Precision Oncology in the CRISPR Era: Applications and Future Horizons in Cancer Therapy

The advent of CRISPR/Cas9 genome editing technology has revolutionized cancer research by enabling precise, efficient, and versatile manipulation of genetic sequences implicated in oncogenesis and tumor progression. This review highlights the pivotal role of CRISPR/Cas9 in unraveling cancer biology, developing innovative therapeutic strategies, and advancing personalized medicine.
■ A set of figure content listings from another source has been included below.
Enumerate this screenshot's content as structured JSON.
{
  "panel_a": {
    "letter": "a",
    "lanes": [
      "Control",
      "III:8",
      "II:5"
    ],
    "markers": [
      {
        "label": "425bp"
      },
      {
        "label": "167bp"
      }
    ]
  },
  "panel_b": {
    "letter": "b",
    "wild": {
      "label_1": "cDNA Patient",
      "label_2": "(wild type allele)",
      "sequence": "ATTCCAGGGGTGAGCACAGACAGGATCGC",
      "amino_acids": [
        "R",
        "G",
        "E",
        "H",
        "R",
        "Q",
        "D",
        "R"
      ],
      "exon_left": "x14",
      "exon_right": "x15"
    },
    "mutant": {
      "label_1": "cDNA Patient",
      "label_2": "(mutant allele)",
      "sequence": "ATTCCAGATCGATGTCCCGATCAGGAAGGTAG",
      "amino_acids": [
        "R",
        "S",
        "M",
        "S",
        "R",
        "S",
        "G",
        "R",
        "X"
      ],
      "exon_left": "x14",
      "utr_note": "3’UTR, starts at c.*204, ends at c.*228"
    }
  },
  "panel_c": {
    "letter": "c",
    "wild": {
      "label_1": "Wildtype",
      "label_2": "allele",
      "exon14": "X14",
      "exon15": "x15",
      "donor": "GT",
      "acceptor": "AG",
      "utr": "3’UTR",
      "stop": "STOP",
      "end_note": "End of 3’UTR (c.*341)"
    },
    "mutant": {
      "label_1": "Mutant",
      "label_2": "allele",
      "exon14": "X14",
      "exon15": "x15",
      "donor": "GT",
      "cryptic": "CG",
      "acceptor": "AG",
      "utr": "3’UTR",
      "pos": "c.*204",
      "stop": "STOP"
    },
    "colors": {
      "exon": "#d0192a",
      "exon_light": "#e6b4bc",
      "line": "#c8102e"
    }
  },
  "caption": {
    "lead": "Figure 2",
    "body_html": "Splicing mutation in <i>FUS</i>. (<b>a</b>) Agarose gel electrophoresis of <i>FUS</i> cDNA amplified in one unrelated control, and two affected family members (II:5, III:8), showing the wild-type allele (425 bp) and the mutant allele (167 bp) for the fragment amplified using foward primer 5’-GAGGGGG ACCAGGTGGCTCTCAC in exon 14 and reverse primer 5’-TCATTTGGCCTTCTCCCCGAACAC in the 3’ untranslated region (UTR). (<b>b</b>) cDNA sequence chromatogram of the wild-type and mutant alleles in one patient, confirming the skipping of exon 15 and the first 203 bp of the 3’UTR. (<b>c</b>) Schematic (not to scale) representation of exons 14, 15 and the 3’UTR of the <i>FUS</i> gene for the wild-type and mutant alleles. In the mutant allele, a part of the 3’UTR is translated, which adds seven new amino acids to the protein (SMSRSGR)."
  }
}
Conventional cancer treatments such as chemotherapy, radiotherapy, and surgery, while effective, suffer from significant limitations including non-specific toxicity and resistance, necessitating the exploration of novel targeted approaches. CRISPR/Cas9 offers unprecedented capabilities for targeted gene editing, including correction of oncogenic mutations, silencing of tumor-promoting genes, and restoration of tumor suppressor function. Additionally, it facilitates the generation of patient-specific tumor models such as organoids and xenografts that can guide therapeutic decision-making. Current preclinical studies and early-phase clinical trials demonstrate the feasibility and promise of CRISPR-based therapies, although challenges such as off-target effects, efficient delivery, and ethical considerations must be carefully addressed. Emerging technologies including base and prime editing, improved delivery vectors, and RNA-targeting Cas enzymes are expanding the CRISPR toolbox for cancer therapeutics. Furthermore, novel applications targeting the tumor microenvironment and microbiome are gaining traction. In summary, CRISPR/Cas9 represents a transformative platform driving the future of precision oncology, offering hope for more effective, tailored cancer treatments.